How to cite this article: Shmuel Safrai, “Literary Languages in the Time of Jesus,” Jerusalem Perspective 31 (1991): 3-8 [https://www.jerusalemperspective.com/2563/].
Most Jewish literary activity in the first century C.E. did not take the form of written works, but rather consisted of oral compositions. This was the accepted literary mode of the Pharisees, as well as of Jesus and his early followers. The Sadducees and the Essenes may have written their Bible commentaries and halachah, but the more widely followed Pharisees generally did not. The few written works emanating from Pharisaic circles or groups close to them, such as Megillat Ta‘anit (Scroll of Fasts) or apocryphal works such as 4 Ezra (= 2 Esdras) or the Syriac Apocalypse of Baruch, were certainly a minority.
Teaching, both in large and small groups, was based on oral instruction and not on the reading of texts. Rabbinic sources describe instruction in the synagogue as oral. Synagogal literature such as prayers can be considered part of the literary activity of the time, and this genre likewise began as oral literature.

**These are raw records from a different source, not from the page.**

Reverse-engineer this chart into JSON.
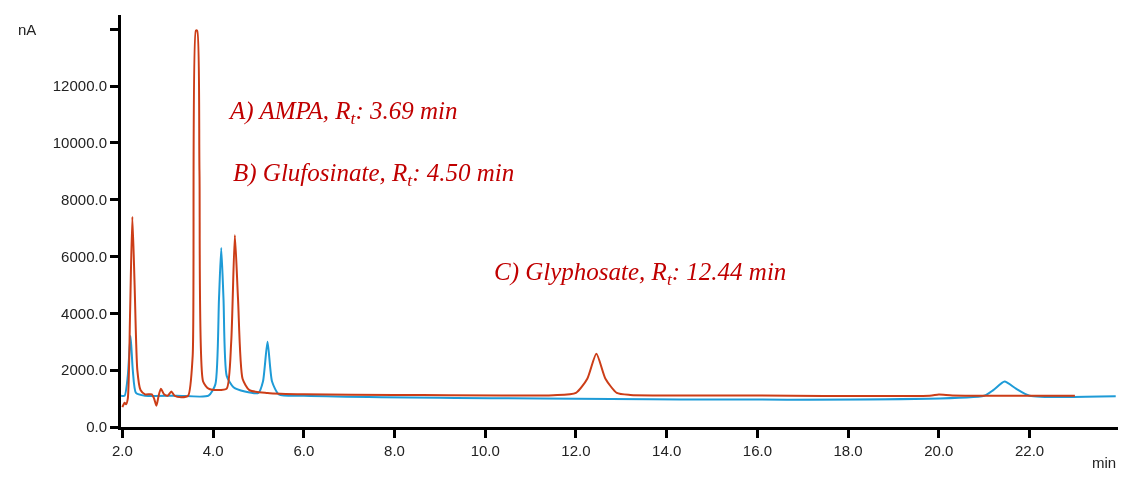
{
  "chart_data": {
    "type": "line",
    "xlabel": "min",
    "ylabel": "nA",
    "annotations": [
      "A) AMPA, R$_{t}$: 3.69 min",
      "B) Glufosinate, R$_{t}$: 4.50 min",
      "C) Glyphosate, R$_{t}$: 12.44 min"
    ],
    "series": [
      {
        "color": "#1e9bd7",
        "x": [
          1.97,
          2.05,
          2.12,
          2.18,
          2.23,
          2.3,
          2.5,
          3.2,
          3.9,
          4.05,
          4.13,
          4.18,
          4.23,
          4.3,
          4.45,
          4.7,
          5.0,
          5.1,
          5.2,
          5.3,
          5.45,
          6,
          21.0,
          21.2,
          21.45,
          21.7,
          22.0,
          23.9
        ],
        "values": [
          1100,
          1100,
          1800,
          3200,
          2000,
          1200,
          1100,
          1100,
          1100,
          1500,
          4500,
          6300,
          4500,
          1800,
          1400,
          1250,
          1200,
          1600,
          3000,
          1600,
          1150,
          1100,
          1100,
          1300,
          1600,
          1350,
          1100,
          1080
        ]
      },
      {
        "color": "#cc3d17",
        "x": [
          2.0,
          2.05,
          2.08,
          2.12,
          2.17,
          2.22,
          2.27,
          2.33,
          2.4,
          2.5,
          2.65,
          2.7,
          2.75,
          2.8,
          2.85,
          2.92,
          3.0,
          3.08,
          3.15,
          3.3,
          3.45,
          3.55,
          3.62,
          3.65,
          3.7,
          3.78,
          3.9,
          4.1,
          4.3,
          4.4,
          4.48,
          4.55,
          4.65,
          4.8,
          5.2,
          6.0,
          8,
          11.5,
          12.0,
          12.25,
          12.45,
          12.65,
          12.9,
          13.2,
          16,
          19.8,
          20.0,
          20.3,
          22,
          23.0
        ],
        "values": [
          700,
          850,
          800,
          1000,
          4000,
          7400,
          5000,
          2000,
          1300,
          1150,
          1150,
          1000,
          750,
          1100,
          1350,
          1150,
          1100,
          1250,
          1100,
          1050,
          1100,
          2500,
          13950,
          13950,
          9000,
          1600,
          1350,
          1300,
          1350,
          3000,
          6750,
          4500,
          1700,
          1300,
          1200,
          1150,
          1130,
          1120,
          1200,
          1700,
          2580,
          1700,
          1200,
          1130,
          1110,
          1100,
          1140,
          1110,
          1100,
          1100
        ]
      }
    ],
    "xlim": [
      1.97,
      23.95
    ],
    "xticks": [
      {
        "value": 2,
        "label": "2.0"
      },
      {
        "value": 4,
        "label": "4.0"
      },
      {
        "value": 6,
        "label": "6.0"
      },
      {
        "value": 8,
        "label": "8.0"
      },
      {
        "value": 10,
        "label": "10.0"
      },
      {
        "value": 12,
        "label": "12.0"
      },
      {
        "value": 14,
        "label": "14.0"
      },
      {
        "value": 16,
        "label": "16.0"
      },
      {
        "value": 18,
        "label": "18.0"
      },
      {
        "value": 20,
        "label": "20.0"
      },
      {
        "value": 22,
        "label": "22.0"
      }
    ],
    "ylim": [
      0,
      14500
    ],
    "yticks": [
      {
        "value": 0,
        "label": "0.0"
      },
      {
        "value": 2000,
        "label": "2000.0"
      },
      {
        "value": 4000,
        "label": "4000.0"
      },
      {
        "value": 6000,
        "label": "6000.0"
      },
      {
        "value": 8000,
        "label": "8000.0"
      },
      {
        "value": 10000,
        "label": "10000.0"
      },
      {
        "value": 12000,
        "label": "12000.0"
      },
      {
        "value": 14000,
        "label": null
      }
    ],
    "marker": "none",
    "line_style": "solid"
  }
}
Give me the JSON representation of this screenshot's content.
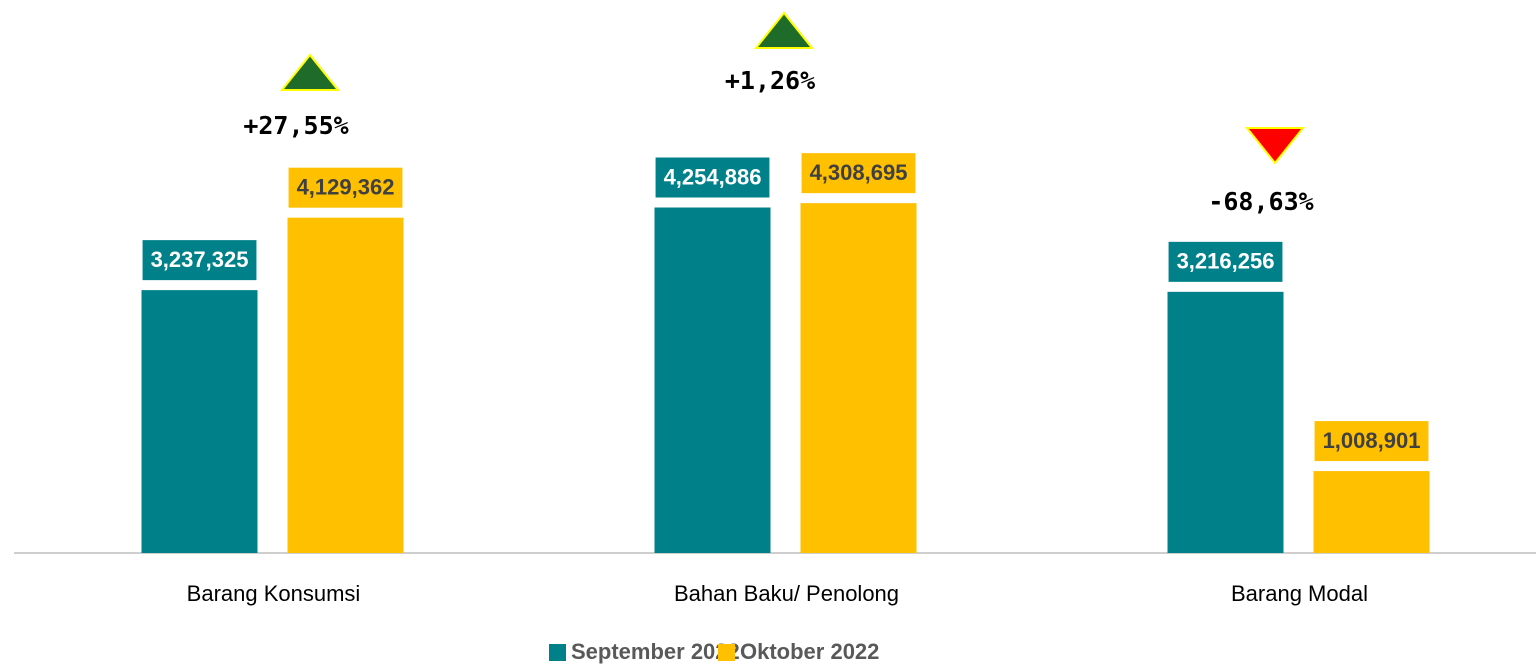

The documentation of this oral literature took place after the period under discussion here. The first stages of the editing of the Mishnah by Rabbi Yehudah ha-Nasi, and apparently its final redaction as well, took place at the end of the second and the beginning of the third century C.E. In the first century C.E., the literary activity of the sages was oral and their literary creations were transmitted orally. Although it is probable that students sometimes took notes when their teacher taught (rabbinic sources only give evidence of this practice beginning in the second century C.E.), it is necessary to stress that the majority of teaching and study was oral.